8. The information processing method as claimed in claim 6, wherein the predetermined timing includes a timing at which speed of the golf club is maximum or minimum.

9. The information processing method as claimed in claim 6, wherein the predetermined timing is a timing at which the similarity takes a minimum value.

10. The information processing method as claimed in claim 1, wherein the estimating includes estimating the timing of the predetermined event within a predetermined period preceding or following a period in which the similarity is smaller than a predetermined threshold value.

11. The information processing method as claimed in claim 6, wherein the predetermined timing includes a timing designated by a user.

12. The information processing method as claimed in claim 1, wherein the acquiring includes acquiring data normalized by a height or a length of the body part of the human subject, and

wherein the reference data includes data normalized in a same manner as in the acquiring.

13. The information processing method as claimed in claim 1, wherein the acquiring includes acquiring data normalized by (i) a distance corresponding to a height of the human subject on an image, (ii) a distance corresponding to a length of a predetermined body part of the human subject on the image, or (iii) a distance corresponding to a length of the golf club on the image, and

wherein the reference data includes data normalized in a same manner as in the acquiring.

14. The information processing method as claimed in claim 1, wherein the acquiring includes a plurality of types of data, and

wherein the estimating includes estimating the timing of the predetermined event in the video, based on a similarity between the types of the data and a plurality of types of the reference data corresponding to the types of the data, in consideration of relative weighting between the types of the data.

15. The information processing method as claimed in claim 14, wherein the at least one predetermined event includes a plurality of events, and

wherein a pattern of the relative weighting between the types of the data is different for each event of the plurality of events.
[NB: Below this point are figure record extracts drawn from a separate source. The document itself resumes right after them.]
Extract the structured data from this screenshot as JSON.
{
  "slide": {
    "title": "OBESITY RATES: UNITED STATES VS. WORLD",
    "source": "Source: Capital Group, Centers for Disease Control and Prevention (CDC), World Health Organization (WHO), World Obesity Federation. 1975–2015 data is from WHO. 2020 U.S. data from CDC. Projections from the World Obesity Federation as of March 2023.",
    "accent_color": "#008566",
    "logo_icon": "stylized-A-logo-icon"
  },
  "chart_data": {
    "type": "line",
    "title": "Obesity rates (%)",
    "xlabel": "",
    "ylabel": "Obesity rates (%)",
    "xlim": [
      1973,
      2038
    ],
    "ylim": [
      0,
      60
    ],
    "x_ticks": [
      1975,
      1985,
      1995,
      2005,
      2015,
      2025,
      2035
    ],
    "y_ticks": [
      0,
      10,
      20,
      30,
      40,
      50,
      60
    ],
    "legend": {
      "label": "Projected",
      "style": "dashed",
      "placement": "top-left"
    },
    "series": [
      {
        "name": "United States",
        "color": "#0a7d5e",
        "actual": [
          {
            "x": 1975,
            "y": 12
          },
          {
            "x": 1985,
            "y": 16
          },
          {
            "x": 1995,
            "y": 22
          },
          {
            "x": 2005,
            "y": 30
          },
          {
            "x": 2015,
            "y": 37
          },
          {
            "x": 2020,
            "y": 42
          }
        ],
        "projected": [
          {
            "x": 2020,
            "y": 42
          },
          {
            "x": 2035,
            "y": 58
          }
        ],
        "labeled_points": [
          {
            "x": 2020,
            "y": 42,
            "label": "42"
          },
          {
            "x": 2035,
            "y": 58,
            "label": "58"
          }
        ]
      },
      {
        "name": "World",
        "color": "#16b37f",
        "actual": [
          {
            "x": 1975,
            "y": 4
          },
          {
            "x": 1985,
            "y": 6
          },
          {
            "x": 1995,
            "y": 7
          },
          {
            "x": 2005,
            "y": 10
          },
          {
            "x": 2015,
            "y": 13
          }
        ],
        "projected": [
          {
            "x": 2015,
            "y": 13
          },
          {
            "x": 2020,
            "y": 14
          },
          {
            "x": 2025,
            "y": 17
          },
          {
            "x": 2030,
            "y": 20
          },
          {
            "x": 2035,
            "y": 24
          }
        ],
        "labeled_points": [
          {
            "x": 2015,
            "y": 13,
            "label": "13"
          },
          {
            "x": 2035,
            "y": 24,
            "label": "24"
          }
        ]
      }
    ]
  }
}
16. A non-transitory computer readable medium storing a program that causes an information processing device to execute a method, the method including:

extracting a plurality of key points related to golf swing motion of a human subject from each of a plurality of images included in a video, the key points including a key point representing a body part of the human subject and a key point representing a golf club;

acquiring data representing motion of both the human subject and the golf club in each of the images, based on the plurality of key points, the data including data related to at least one of positions, or velocities, of both the body part of the human subject and the golf club; and

estimating a timing of a predetermined event in the video, based on a similarity between the data acquired for each of the images and reference data representing motion of a person and a golf club, upon occurrence of a condition in which the predetermined event in golf swing motion occurs.

17. An information processing device comprising:

a memory; and

circuitry configured to: extract a plurality of key points related to golf swing motion of a human subject from each of a plurality of images included in a video, the key points including a key point representing a body part of the human subject and a key point representing a golf club; acquire data representing motion of both the human subject and the golf club in each of the images based on the plurality of key points, the data including data related to at least one of positions, or velocities, of both the body part of the human subject and the golf club; store, in the memory, reference data representing motion of a person and a golf club, upon occurrence of a condition in which a predetermined event in golf swing motion occurs; and estimate a timing of the predetermined event in the video, based on a similarity between the acquired data for each of the images and the reference data.